Thursday evening was a good night for new music, as a new chamber ensemble formed by Baltimore-based composer David Smooke gave its maiden voyage performance at Mercyhurst College in Erie, Pennsylvania to an enthusiastic and supportive audience. Sporting the memorable moniker of the League of the Unsound Sound (LotUS), the first performance was a hybrid of members of the core ensemble with guest performers, as pianist and Mercyhurst faculty Shirley Yoo, percussionist Tim Feeney and Smooke on toy piano were joined by percussionist David Schotzko and pianist Stephen Buck.

Upon entering the recital hall, one was immediately drawn to the figures of Feeney, Schotzko and Smooke posed across the state like statues as the audience filed in. While the concertgoers casually chatted and checked their programs, Schotzko began to move his arms slowly and deliberately as Feeney muttered under his breath as he sparsely played a hand drum; it took a few moments to realize that the pre-concert had already commenced with Feeney performing Georges Aperghis‘ Le Corps à Corps while Schotzko was simultaneously enacting Huang Ruo’s performance art work Sound of Hand. After Feeney’s mutterings evolved into shouts and nonsensical rants, both percussionists returned to their silent poses as Smooke began a brief but stimulating improvisation on his instrument of choice, the toy piano.

The concert proper started off with a fantastic performance of John Cage’s Credo; Yoo’s deft performance of the radio brought smiles as one of the FM channels abruptly stated something about “dealing with only part of the breast” (a post-concert debate over whether or not she had found a sex show or a cooking channel ensued) in the middle of the piece. Buck and Yoo proceeded to throw themselves into the U.S. premiere of Arlene Sierra’s Of Risk and Memory for two pianos with gusto – it’s a great work and will hopefully find more performances on this side of the pond. Smooke and Feeney participated in another improvisation, this time with Smooke bowing and plucking on the inside of the toy piano while Feeney effortlessly coaxed a wide range of sounds from a tom-tom. The first half concluded with Thierry De Mey’s Table Music, which seemed to be a crowd favorite. Stephen Buck and David Schotzko explored the serene musings of Peter Garland’s Peñasco Blanco, which was an effective tonic to some of the earlier experimental works. The concert came to a bombastic close with my favorite work of the evening, David Smooke’s work for two pianos and two percussion, Hurricane Charm.

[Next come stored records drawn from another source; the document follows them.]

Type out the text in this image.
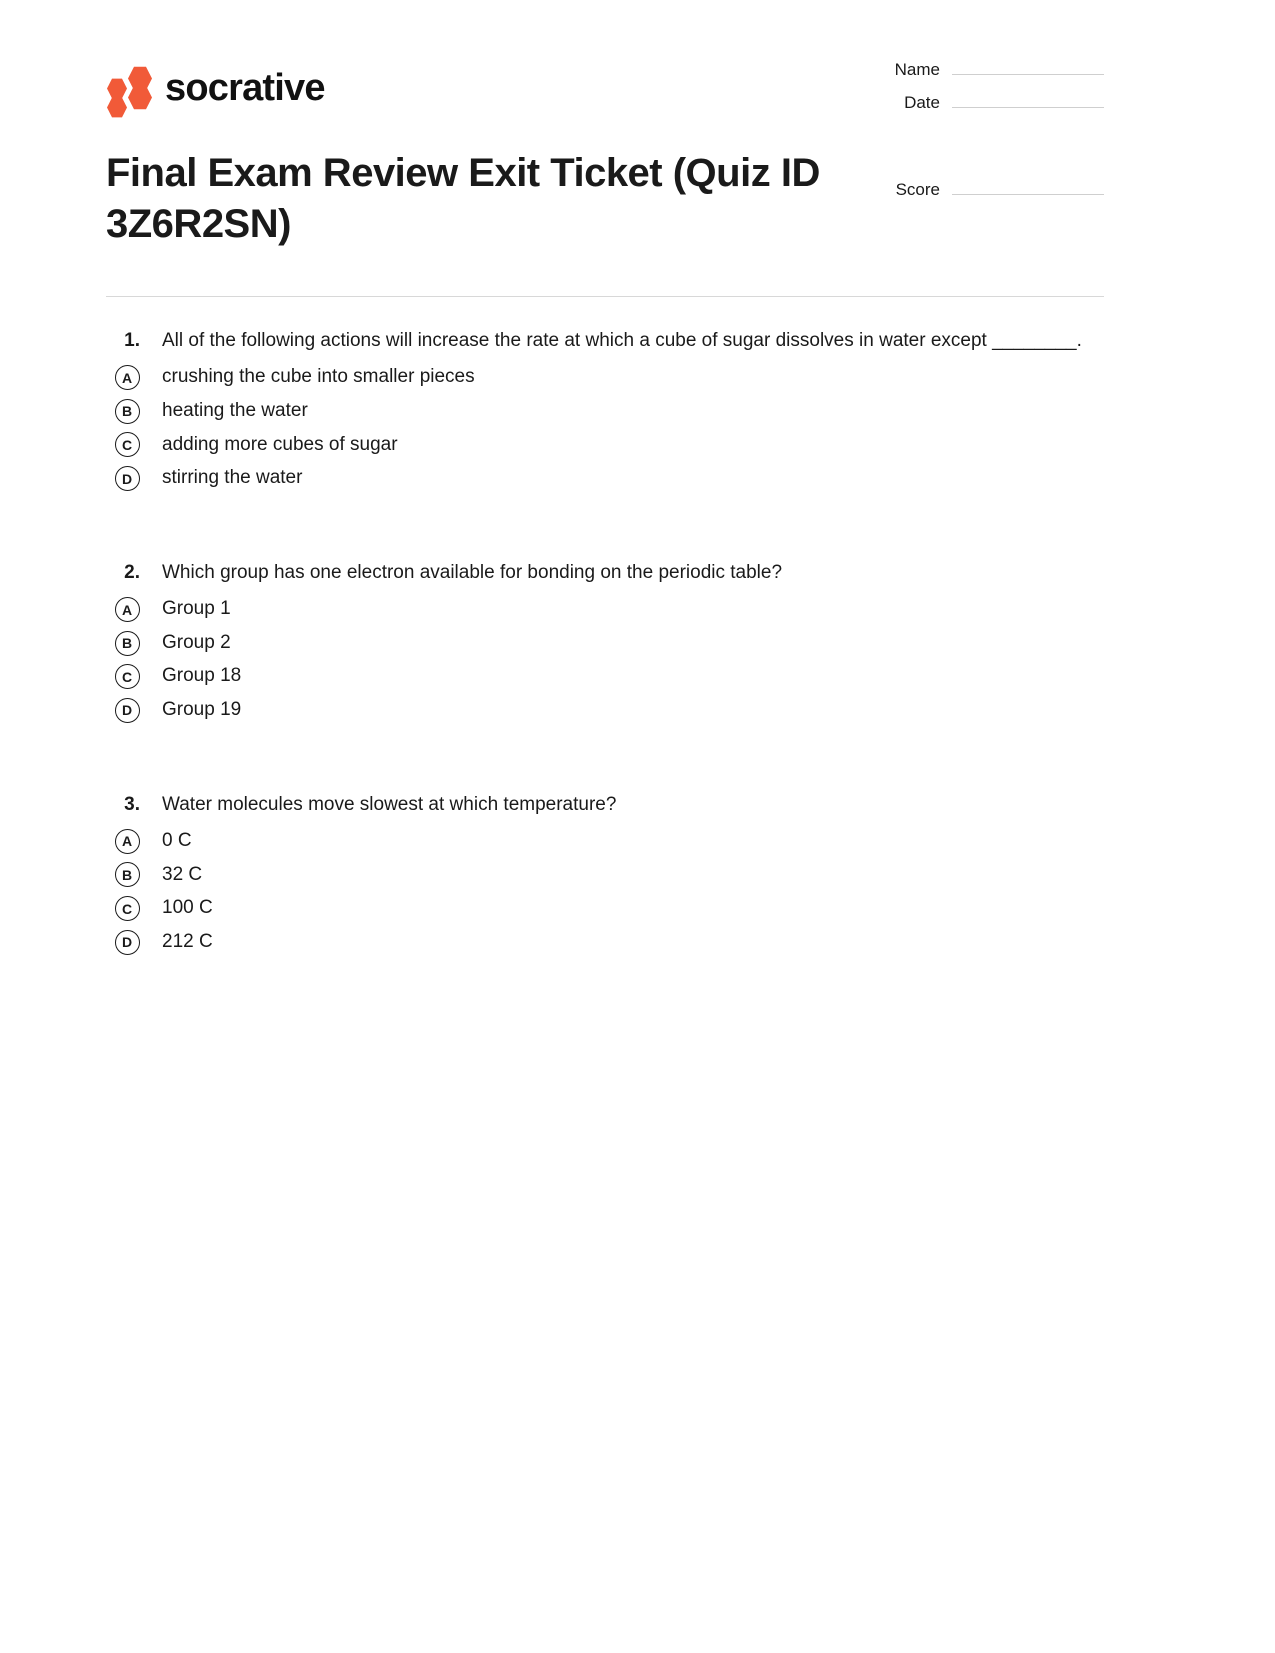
socrative
Final Exam Review Exit Ticket (Quiz ID 3Z6R2SN)
Name
Date
Score
1.	All of the following actions will increase the rate at which a cube of sugar dissolves in water except ________.
A	crushing the cube into smaller pieces
B	heating the water
C	adding more cubes of sugar
D	stirring the water
2.	Which group has one electron available for bonding on the periodic table?
A	Group 1
B	Group 2
C	Group 18
D	Group 19
3.	Water molecules move slowest at which temperature?
A	0 C
B	32 C
C	100 C
D	212 C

Future LotUS concerts are scheduled at the State University of New York at Fredonia on February 19, Catholic University in Washington D.C. on March 19, and The Windup Space in Baltimore on March 20 and will include the entire core ensemble with violinist Courtney Orlando, violist Wendy Richman, bassoonist Michael Harley, and bassist Michael Formanek as well as Yoo, Feeney and Smooke.